Sábado, 27/06/26

Vereador Senival Moura, preso sob suspeita de elo com PCC, pede afastamento do PT

Vereador Senival Moura, preso sob suspeita de elo com PCC, pede afastamento do PT
Vereador Senival Moura, preso sob suspeita de elo com PCC, – Reprodução

O vereador Senival Moura, preso na última quinta-feira (25) numa operação por suspeita de envolvimento em um esquema de lavagem de dinheiro para o PCC (Primeiro Comando da Capital) por meio de empresa de transporte de ônibus municipal em São Paulo, pediu o afastamento de sua filiação ao PT (Partido dos Trabalhadores).

O pedido de afastamento foi divulgado pelo Diretório Municipal do PT em São Paulo.
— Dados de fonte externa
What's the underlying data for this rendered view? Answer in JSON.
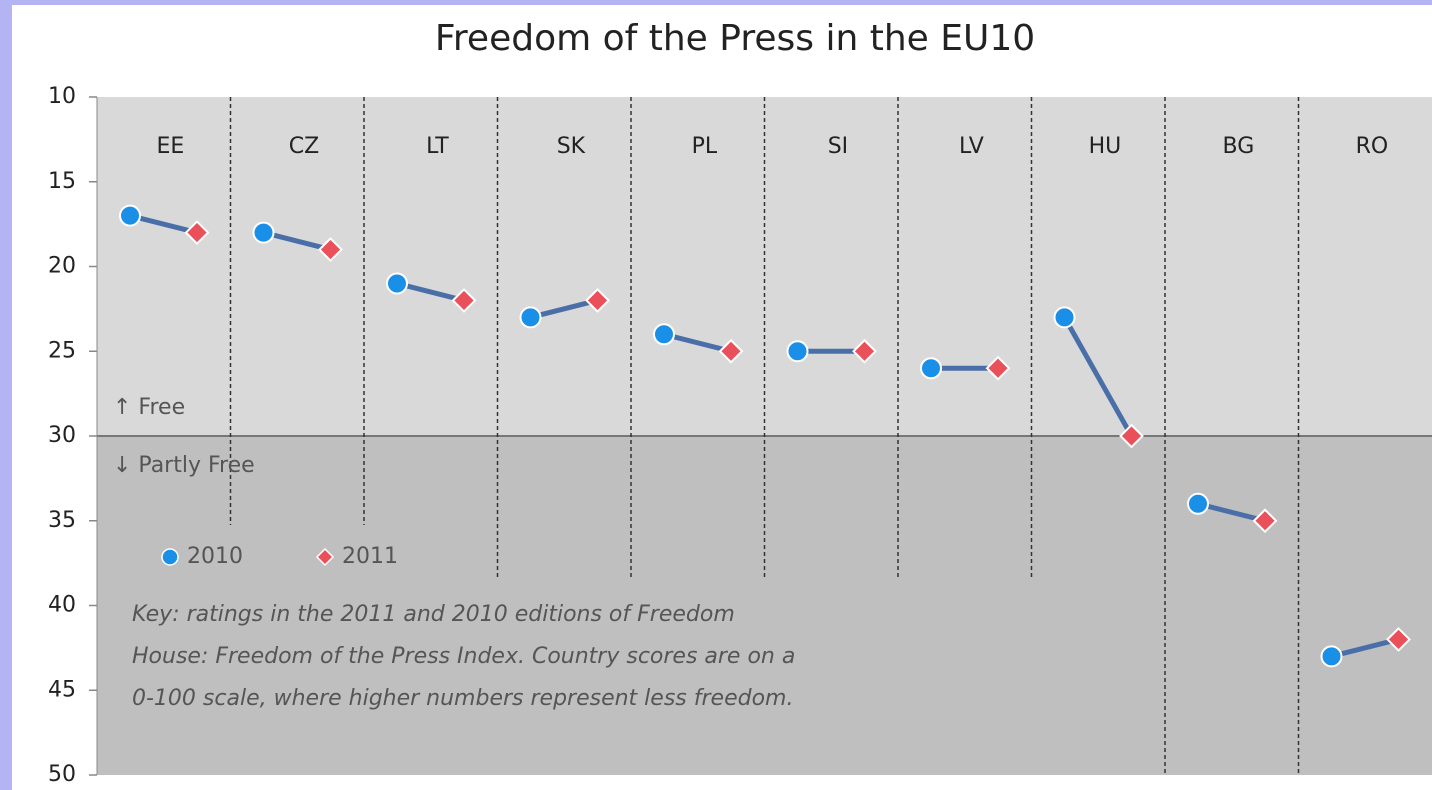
{
  "chart_data": {
    "type": "dumbbell",
    "title": "Freedom of the Press in the EU10",
    "categories": [
      "EE",
      "CZ",
      "LT",
      "SK",
      "PL",
      "SI",
      "LV",
      "HU",
      "BG",
      "RO"
    ],
    "series": [
      {
        "name": "2010",
        "color": "#1a8fe8",
        "marker": "circle",
        "values": [
          17,
          18,
          21,
          23,
          24,
          25,
          26,
          23,
          34,
          43
        ]
      },
      {
        "name": "2011",
        "color": "#e9505a",
        "marker": "diamond",
        "values": [
          18,
          19,
          22,
          22,
          25,
          25,
          26,
          30,
          35,
          42
        ]
      }
    ],
    "connector_color": "#4a6fa8",
    "ylim": [
      10,
      50
    ],
    "yticks": [
      10,
      15,
      20,
      25,
      30,
      35,
      40,
      45,
      50
    ],
    "y_inverted": true,
    "threshold": 30,
    "region_colors": [
      "#d9d9d9",
      "#bfbfbf"
    ],
    "annotations": {
      "above": "↑ Free",
      "below": "↓ Partly Free",
      "key": [
        "Key: ratings in the 2011 and 2010 editions of Freedom",
        "House: Freedom of the Press Index. Country scores are on a",
        "0-100 scale, where higher numbers represent less freedom."
      ]
    }
  }
}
Segundo o diretório, o vereador apresentou a justificativa de que deseja “se dedicar à sua defesa” e “não vincular os últimos acontecimentos ao partido”.
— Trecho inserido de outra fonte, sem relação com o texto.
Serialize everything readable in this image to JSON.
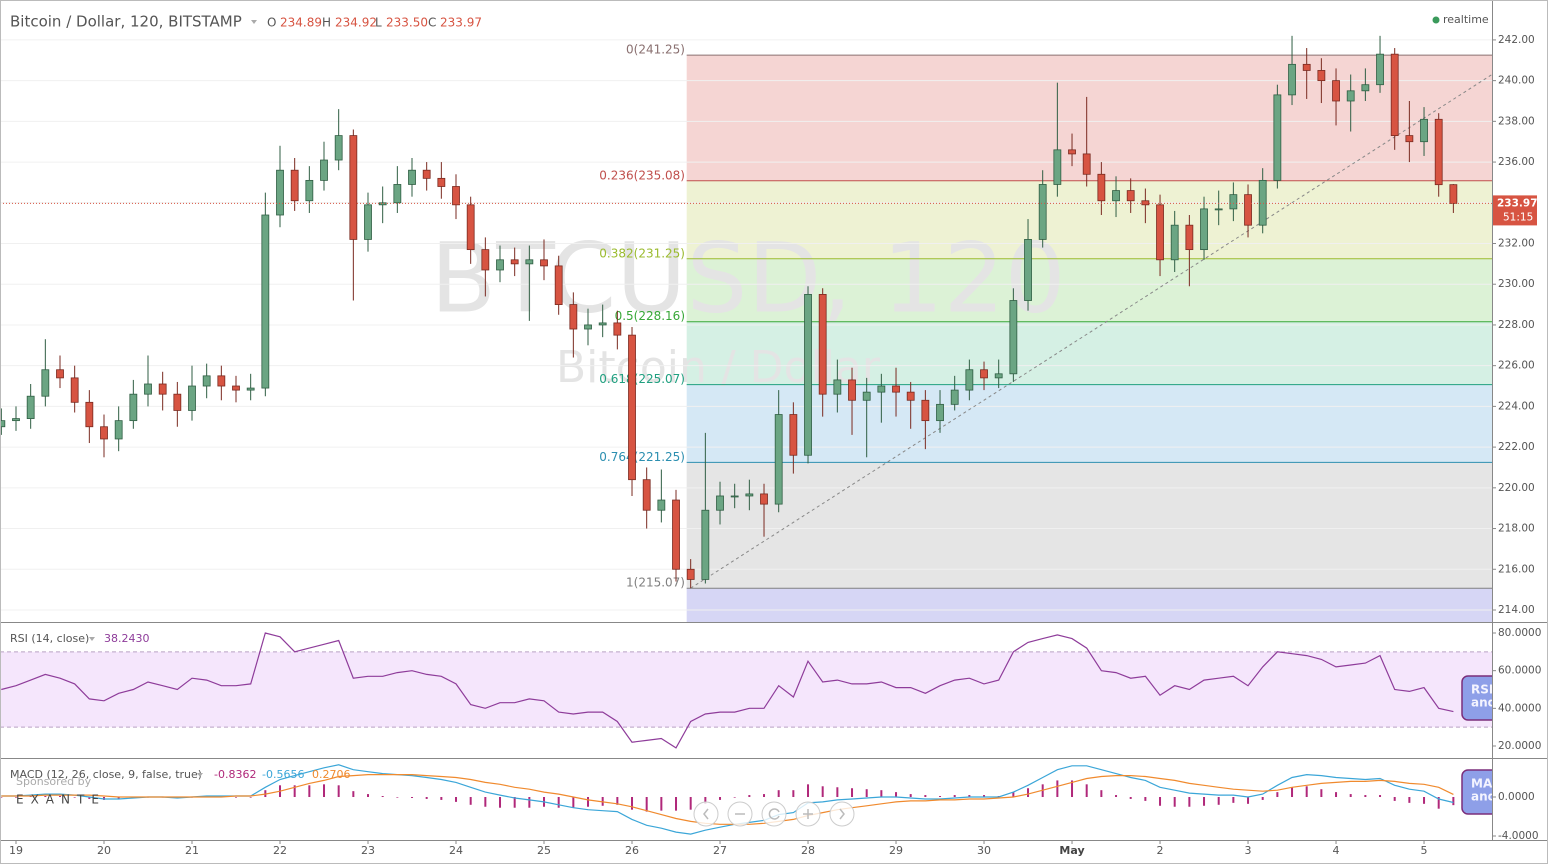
{
  "chart_data": [
    {
      "type": "candlestick",
      "title": "Bitcoin / Dollar, 120, BITSTAMP",
      "legend_keys": [
        "O",
        "H",
        "L",
        "C"
      ],
      "legend_values": [
        "234.89",
        "234.92",
        "233.50",
        "233.97"
      ],
      "status": "realtime",
      "watermark": "BTCUSD, 120",
      "watermark_sub": "Bitcoin / Dollar",
      "countdown": "51:15",
      "sponsor": "Sponsored by",
      "sponsor_name": "EXANTE",
      "colors": {
        "up": "#6ba583",
        "down": "#d75442",
        "last": "#d75442"
      },
      "grid": true,
      "categories": [
        null,
        "19",
        null,
        null,
        null,
        null,
        null,
        "20",
        null,
        null,
        null,
        null,
        null,
        "21",
        null,
        null,
        null,
        null,
        null,
        "22",
        null,
        null,
        null,
        null,
        null,
        "23",
        null,
        null,
        null,
        null,
        null,
        "24",
        null,
        null,
        null,
        null,
        null,
        "25",
        null,
        null,
        null,
        null,
        null,
        "26",
        null,
        null,
        null,
        null,
        null,
        "27",
        null,
        null,
        null,
        null,
        null,
        "28",
        null,
        null,
        null,
        null,
        null,
        "29",
        null,
        null,
        null,
        null,
        null,
        "30",
        null,
        null,
        null,
        null,
        null,
        "May",
        null,
        null,
        null,
        null,
        null,
        "2",
        null,
        null,
        null,
        null,
        null,
        "3",
        null,
        null,
        null,
        null,
        null,
        "4",
        null,
        null,
        null,
        null,
        null,
        "5",
        null,
        null
      ],
      "open": [
        223.0,
        223.3,
        223.4,
        224.5,
        225.8,
        225.4,
        224.2,
        223.0,
        222.4,
        223.3,
        224.6,
        225.1,
        224.6,
        223.8,
        225.0,
        225.5,
        225.0,
        224.8,
        224.9,
        233.4,
        235.6,
        234.1,
        235.1,
        236.1,
        237.3,
        232.2,
        233.9,
        234.0,
        234.9,
        235.6,
        235.2,
        234.8,
        233.9,
        231.7,
        230.7,
        231.2,
        231.0,
        231.2,
        230.9,
        229.0,
        227.8,
        228.0,
        228.1,
        227.5,
        220.4,
        218.9,
        219.4,
        216.0,
        215.5,
        218.9,
        219.6,
        219.6,
        219.7,
        219.2,
        223.6,
        221.6,
        229.5,
        224.6,
        225.3,
        224.3,
        224.7,
        225.0,
        224.7,
        224.3,
        223.3,
        224.1,
        224.8,
        225.8,
        225.4,
        225.6,
        229.2,
        232.2,
        234.9,
        236.6,
        236.4,
        235.4,
        234.1,
        234.6,
        234.1,
        233.9,
        231.2,
        232.9,
        231.7,
        233.7,
        233.7,
        234.4,
        232.9,
        235.1,
        239.3,
        240.8,
        240.5,
        240.0,
        239.0,
        239.5,
        239.8,
        241.3,
        237.3,
        237.0,
        238.1,
        234.89
      ],
      "high": [
        223.9,
        224.0,
        225.1,
        227.3,
        226.5,
        226.0,
        224.8,
        223.6,
        224.0,
        225.3,
        226.5,
        225.7,
        225.2,
        226.0,
        226.1,
        226.0,
        225.5,
        225.6,
        234.5,
        236.8,
        236.2,
        235.8,
        237.0,
        238.6,
        237.6,
        234.5,
        234.8,
        235.8,
        236.2,
        236.0,
        236.0,
        235.4,
        234.3,
        232.3,
        231.9,
        231.8,
        231.9,
        232.2,
        231.4,
        229.6,
        228.8,
        229.0,
        228.7,
        227.9,
        221.0,
        220.9,
        219.9,
        216.5,
        222.7,
        220.3,
        220.2,
        220.4,
        220.2,
        224.8,
        224.2,
        229.9,
        229.8,
        226.3,
        225.9,
        225.4,
        225.6,
        225.9,
        225.2,
        224.8,
        224.8,
        225.5,
        226.3,
        226.2,
        226.3,
        229.8,
        233.2,
        235.6,
        239.9,
        237.4,
        239.2,
        236.0,
        235.3,
        235.2,
        234.7,
        234.4,
        233.6,
        233.4,
        234.3,
        234.6,
        235.0,
        234.9,
        235.7,
        239.8,
        242.2,
        241.6,
        241.1,
        240.6,
        240.3,
        240.6,
        242.2,
        241.6,
        239.0,
        238.7,
        238.4,
        234.92
      ],
      "low": [
        222.6,
        222.8,
        222.9,
        224.0,
        224.9,
        223.7,
        222.2,
        221.5,
        221.8,
        222.9,
        224.0,
        223.8,
        223.0,
        223.3,
        224.4,
        224.3,
        224.2,
        224.3,
        224.5,
        232.8,
        233.6,
        233.5,
        234.6,
        235.6,
        229.2,
        231.6,
        233.0,
        233.5,
        234.3,
        234.6,
        234.2,
        233.2,
        231.0,
        229.4,
        230.1,
        230.4,
        228.2,
        230.2,
        228.5,
        226.4,
        227.0,
        227.4,
        226.8,
        219.6,
        218.0,
        218.3,
        215.4,
        215.07,
        215.3,
        218.2,
        219.0,
        218.9,
        217.6,
        218.8,
        220.7,
        221.2,
        223.5,
        223.7,
        222.6,
        221.5,
        223.2,
        223.5,
        222.9,
        221.9,
        222.7,
        223.8,
        224.3,
        224.8,
        224.9,
        225.2,
        228.7,
        231.8,
        234.3,
        235.8,
        234.8,
        233.4,
        233.3,
        233.5,
        233.0,
        230.4,
        230.6,
        229.9,
        231.2,
        232.9,
        233.1,
        232.3,
        232.5,
        234.7,
        238.8,
        239.1,
        238.9,
        237.8,
        237.5,
        239.0,
        239.4,
        236.6,
        236.0,
        236.3,
        234.3,
        233.5
      ],
      "close": [
        223.3,
        223.4,
        224.5,
        225.8,
        225.4,
        224.2,
        223.0,
        222.4,
        223.3,
        224.6,
        225.1,
        224.6,
        223.8,
        225.0,
        225.5,
        225.0,
        224.8,
        224.9,
        233.4,
        235.6,
        234.1,
        235.1,
        236.1,
        237.3,
        232.2,
        233.9,
        234.0,
        234.9,
        235.6,
        235.2,
        234.8,
        233.9,
        231.7,
        230.7,
        231.2,
        231.0,
        231.2,
        230.9,
        229.0,
        227.8,
        228.0,
        228.1,
        227.5,
        220.4,
        218.9,
        219.4,
        216.0,
        215.5,
        218.9,
        219.6,
        219.6,
        219.7,
        219.2,
        223.6,
        221.6,
        229.5,
        224.6,
        225.3,
        224.3,
        224.7,
        225.0,
        224.7,
        224.3,
        223.3,
        224.1,
        224.8,
        225.8,
        225.4,
        225.6,
        229.2,
        232.2,
        234.9,
        236.6,
        236.4,
        235.4,
        234.1,
        234.6,
        234.1,
        233.9,
        231.2,
        232.9,
        231.7,
        233.7,
        233.7,
        234.4,
        232.9,
        235.1,
        239.3,
        240.8,
        240.5,
        240.0,
        239.0,
        239.5,
        239.8,
        241.3,
        237.3,
        237.0,
        238.1,
        234.89,
        233.97
      ],
      "ylim": [
        213.41,
        243.96
      ],
      "yticks": [
        {
          "value": 214,
          "label": "214.00"
        },
        {
          "value": 216,
          "label": "216.00"
        },
        {
          "value": 218,
          "label": "218.00"
        },
        {
          "value": 220,
          "label": "220.00"
        },
        {
          "value": 222,
          "label": "222.00"
        },
        {
          "value": 224,
          "label": "224.00"
        },
        {
          "value": 226,
          "label": "226.00"
        },
        {
          "value": 228,
          "label": "228.00"
        },
        {
          "value": 230,
          "label": "230.00"
        },
        {
          "value": 232,
          "label": "232.00"
        },
        {
          "value": 234,
          "label": "234.00"
        },
        {
          "value": 236,
          "label": "236.00"
        },
        {
          "value": 238,
          "label": "238.00"
        },
        {
          "value": 240,
          "label": "240.00"
        },
        {
          "value": 242,
          "label": "242.00"
        }
      ],
      "fib_levels": [
        {
          "value": 241.25,
          "label": "0(241.25)",
          "color": "#8a7070",
          "fill": "#f5d5d3"
        },
        {
          "value": 235.08,
          "label": "0.236(235.08)",
          "color": "#c0504d",
          "fill": "#eef2d3"
        },
        {
          "value": 231.25,
          "label": "0.382(231.25)",
          "color": "#9bbb2f",
          "fill": "#dcf2d6"
        },
        {
          "value": 228.16,
          "label": "0.5(228.16)",
          "color": "#38a838",
          "fill": "#d5f0e4"
        },
        {
          "value": 225.07,
          "label": "0.618(225.07)",
          "color": "#20a080",
          "fill": "#d5e8f5"
        },
        {
          "value": 221.25,
          "label": "0.764(221.25)",
          "color": "#2c8fb0",
          "fill": "#e5e5e5"
        },
        {
          "value": 215.07,
          "label": "1(215.07)",
          "color": "#808080",
          "fill": "#d6d6f5"
        }
      ],
      "trendline": [
        215.07,
        240.3
      ]
    },
    {
      "type": "line",
      "title": "RSI (14, close)",
      "value_label": "38.2430",
      "color": "#8e3c9a",
      "band": [
        30,
        70
      ],
      "band_color": "#f5e6fc",
      "side_tab": [
        "RSI",
        "and"
      ],
      "values": [
        50,
        52,
        55,
        58,
        56,
        53,
        45,
        44,
        48,
        50,
        54,
        52,
        50,
        56,
        55,
        52,
        52,
        53,
        80,
        78,
        70,
        72,
        74,
        76,
        56,
        57,
        57,
        59,
        60,
        58,
        57,
        53,
        42,
        40,
        43,
        43,
        45,
        44,
        38,
        37,
        38,
        38,
        33,
        22,
        23,
        24,
        19,
        33,
        37,
        38,
        38,
        40,
        40,
        52,
        46,
        65,
        54,
        55,
        53,
        53,
        54,
        51,
        51,
        48,
        52,
        55,
        56,
        53,
        55,
        70,
        75,
        77,
        79,
        77,
        72,
        60,
        59,
        56,
        57,
        47,
        52,
        50,
        55,
        56,
        57,
        52,
        62,
        70,
        69,
        68,
        66,
        62,
        63,
        64,
        68,
        50,
        49,
        51,
        40,
        38.243
      ],
      "ylim": [
        13.63,
        85.84
      ],
      "yticks": [
        {
          "value": 20,
          "label": "20.0000"
        },
        {
          "value": 40,
          "label": "40.0000"
        },
        {
          "value": 60,
          "label": "60.0000"
        },
        {
          "value": 80,
          "label": "80.0000"
        }
      ]
    },
    {
      "type": "macd",
      "title": "MACD (12, 26, close, 9, false, true)",
      "side_tab": [
        "MACD",
        "and"
      ],
      "series": [
        {
          "kind": "histogram",
          "color": "#b0287a",
          "values": [
            0.0,
            0.0,
            0.1,
            0.1,
            0.1,
            0.0,
            -0.2,
            -0.3,
            -0.2,
            -0.1,
            0.0,
            0.0,
            -0.1,
            0.0,
            0.1,
            0.1,
            0.0,
            0.0,
            0.7,
            1.2,
            1.2,
            1.2,
            1.3,
            1.2,
            0.6,
            0.3,
            0.1,
            0.0,
            -0.1,
            -0.2,
            -0.3,
            -0.5,
            -0.8,
            -1.0,
            -1.1,
            -1.1,
            -1.1,
            -1.0,
            -1.1,
            -1.1,
            -1.0,
            -0.9,
            -0.8,
            -1.3,
            -1.5,
            -1.4,
            -1.4,
            -1.3,
            -0.7,
            -0.3,
            0.0,
            0.2,
            0.3,
            0.7,
            0.7,
            1.3,
            1.1,
            1.0,
            0.9,
            0.8,
            0.7,
            0.5,
            0.3,
            0.2,
            0.1,
            0.2,
            0.2,
            0.2,
            0.1,
            0.5,
            0.9,
            1.3,
            1.7,
            1.7,
            1.3,
            0.7,
            0.2,
            -0.2,
            -0.4,
            -0.9,
            -1.0,
            -1.0,
            -0.9,
            -0.8,
            -0.6,
            -0.7,
            -0.3,
            0.5,
            1.0,
            1.1,
            0.8,
            0.5,
            0.3,
            0.2,
            0.2,
            -0.4,
            -0.6,
            -0.7,
            -1.2,
            -0.8362
          ]
        },
        {
          "kind": "line",
          "color": "#3ba6d8",
          "values": [
            0.1,
            0.1,
            0.2,
            0.3,
            0.3,
            0.2,
            0.0,
            -0.2,
            -0.2,
            -0.1,
            0.0,
            0.0,
            -0.1,
            0.0,
            0.1,
            0.1,
            0.1,
            0.1,
            1.0,
            1.8,
            2.2,
            2.6,
            3.0,
            3.3,
            2.8,
            2.6,
            2.4,
            2.3,
            2.2,
            2.0,
            1.8,
            1.5,
            1.0,
            0.5,
            0.2,
            -0.1,
            -0.3,
            -0.5,
            -0.8,
            -1.1,
            -1.3,
            -1.4,
            -1.5,
            -2.3,
            -2.9,
            -3.2,
            -3.6,
            -3.8,
            -3.4,
            -3.1,
            -2.8,
            -2.6,
            -2.4,
            -1.8,
            -1.6,
            -0.6,
            -0.5,
            -0.3,
            -0.2,
            -0.1,
            0.0,
            0.0,
            -0.1,
            -0.2,
            -0.2,
            -0.1,
            0.0,
            0.0,
            0.0,
            0.5,
            1.2,
            2.0,
            2.8,
            3.2,
            3.2,
            2.8,
            2.4,
            2.0,
            1.7,
            1.0,
            0.7,
            0.4,
            0.3,
            0.2,
            0.2,
            0.0,
            0.3,
            1.2,
            2.0,
            2.3,
            2.2,
            2.0,
            1.9,
            1.8,
            1.9,
            1.2,
            0.8,
            0.6,
            -0.2,
            -0.5656
          ]
        },
        {
          "kind": "line",
          "color": "#f08a2e",
          "values": [
            0.1,
            0.1,
            0.1,
            0.2,
            0.2,
            0.2,
            0.2,
            0.1,
            0.0,
            0.0,
            0.0,
            0.0,
            0.0,
            0.0,
            0.0,
            0.0,
            0.1,
            0.1,
            0.3,
            0.6,
            1.0,
            1.4,
            1.7,
            2.1,
            2.2,
            2.3,
            2.3,
            2.3,
            2.3,
            2.2,
            2.1,
            2.0,
            1.8,
            1.5,
            1.3,
            1.0,
            0.8,
            0.5,
            0.3,
            0.0,
            -0.3,
            -0.5,
            -0.7,
            -1.0,
            -1.4,
            -1.8,
            -2.2,
            -2.5,
            -2.7,
            -2.8,
            -2.8,
            -2.8,
            -2.7,
            -2.5,
            -2.3,
            -1.9,
            -1.6,
            -1.3,
            -1.1,
            -0.9,
            -0.7,
            -0.5,
            -0.4,
            -0.4,
            -0.3,
            -0.3,
            -0.2,
            -0.2,
            -0.1,
            0.0,
            0.3,
            0.7,
            1.1,
            1.5,
            1.9,
            2.1,
            2.2,
            2.2,
            2.1,
            1.9,
            1.7,
            1.4,
            1.2,
            1.0,
            0.8,
            0.7,
            0.6,
            0.7,
            1.0,
            1.2,
            1.4,
            1.5,
            1.6,
            1.6,
            1.7,
            1.6,
            1.4,
            1.3,
            1.0,
            0.2706
          ]
        }
      ],
      "ylim": [
        -4.41,
        4.0
      ],
      "yticks": [
        {
          "value": 0,
          "label": "0.0000"
        },
        {
          "value": -4,
          "label": "-4.0000"
        }
      ]
    }
  ]
}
Senival está entre as três pessoas presas na Operação Última Parada, realizada pelo Ministério Público de São Paulo e pela Polícia Civil, que é resultado de uma investigação contra a Transunião, empresa que opera linhas de ônibus municipais na capital paulista. Dois homens que foram alvo da operação estão foragidos.

Na sexta-feira (27), a Justiça decidiu manter a prisão temporária dele após a audiência de custódia.
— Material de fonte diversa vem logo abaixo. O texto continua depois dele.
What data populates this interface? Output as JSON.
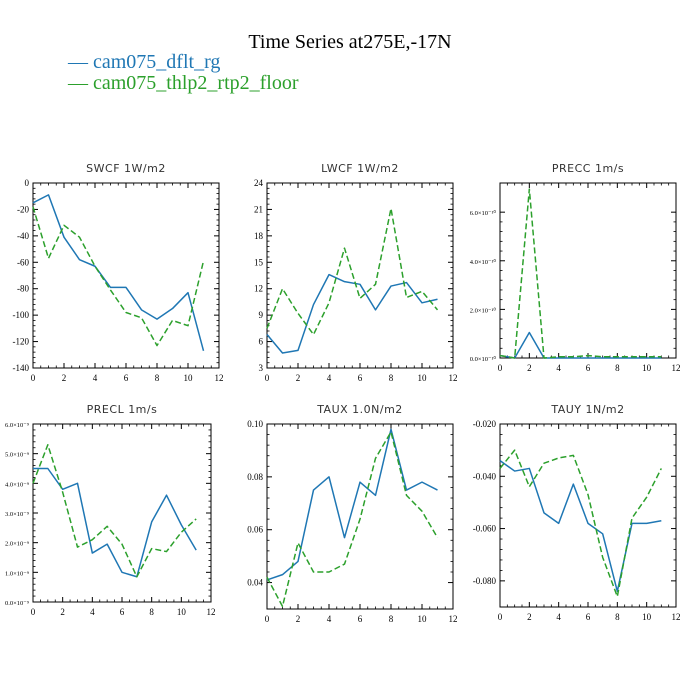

Segundo a polícia e os promotores, o vereador controlava efetivamente a empresa, apesar de não integrar formalmente a direção. Documentos da investigação apontam que ele era “detentor do poder de condução da estrutura paralela de gestão financeira” da concessionária de transporte e operava como uma espécie de “instância superior de deliberação acerca da movimentação informal de recursos”.

A defesa dele declarou em nota ter recebido a prisão “com profunda indignação” e disse que a medida causa “enorme surpresa” porque “foi determinada em um momento extremamente sensível, às vésperas do período eleitoral, circunstância que inevitavelmente desperta questionamentos”.

Disse também que o vereador “reafirma que confia na Justiça e tem absoluta convicção de que, ao longo da investigação, ficará demonstrada a inexistência de qualquer conduta ilícita de sua parte”.

A investigação que culminou na prisão do vereador começou em 2020, na esteira da morte do então presidente da Transunião. Segundo a polícia, Adauto Soares Jorge foi assassinado após descoberta de desvios financeiros na empresa.

Ainda segundo os investigadores, Senival só não foi morto porque teria se comprometido a devolver os valores desviados.

Segundo a Polícia Civil, o petista “instrumentalizou a Transunião para a operacionalização de um sistema financeiro clandestino”, voltado ao suporte econômico de indivíduos ligados ao PCC. Ele é apontado como responsável por abrir as portas da Transunião para a facção criminosa.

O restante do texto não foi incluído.